Concept

Sicyon

Summary
Sicyon (ˈsɪʃiˌɒn,_ˈsɪs-; Σικυών; gen.: Σικυῶνος) or Sikyōn was an ancient Greek city state situated in the northern Peloponnesus between Corinth and Achaea on the territory of the present-day regional unit of Corinthia. The ruins lie just west of the modern village of Sikyona (previously Vasiliko). An ancient monarchy at the times of the Trojan War, the city was ruled by a number of tyrants during the Archaic and Classical period and became a democracy in the 3rd century BC. Sicyon was celebrated for its contributions to ancient Greek art, producing many famous painters and sculptors. In Hellenistic times it was also the home of Aratus of Sicyon, the leader of the Achaean League.
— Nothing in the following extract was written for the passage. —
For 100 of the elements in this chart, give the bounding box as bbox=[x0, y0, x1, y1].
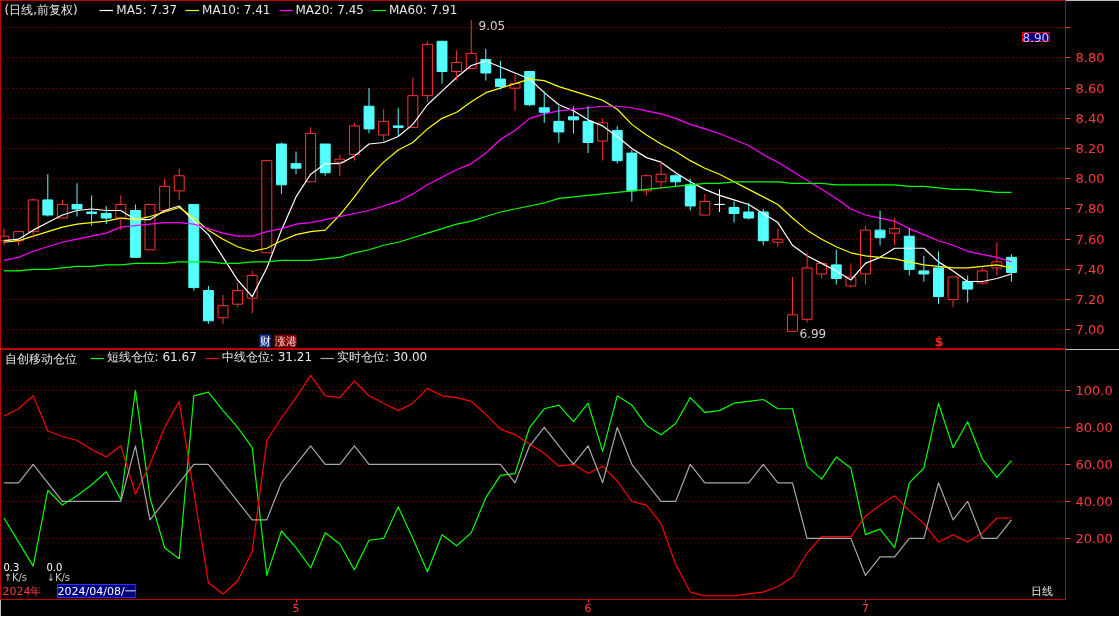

Sicyon was built on a low triangular plateau about 3 kilometres (two miles) from the Corinthian Gulf. Between the city and its port lay a fertile plain with olive groves and orchards. In Mycenean times, according to Eusebius, Sicyon had been ruled by a line of twenty-six mythical kings and then seven priests of Apollo. The king-list given by Pausanias comprises twenty-four kings, beginning with the autochthonous Aegialeus. The penultimate king of the list, Agamemnon, compels the submission of Sicyon to Mycenae; after him comes the Dorian usurper Phalces. Pausanias shares his source with Castor of Rhodes, who used the king-list in compiling tables of history; the common source was convincingly identified by Felix Jacoby as a lost Sicyonica by the late 4th-century poet Menaechmus of Sicyon. After the Dorian invasion the city remained subject to Argos, whence its Dorian conquerors had come. The community was now divided into the ordinary three Dorian tribes and an equally privileged tribe of Ionians, besides which a class of serfs (κορυνηφόροι, or κατωνακοφόροι, ) lived on and worked the land. For some centuries the suzerainty of Argos remained, but after 676 BC Sicyon regained its independence under a line of tyrants called the Orthagorides after the name of the first ruler Orthagoras.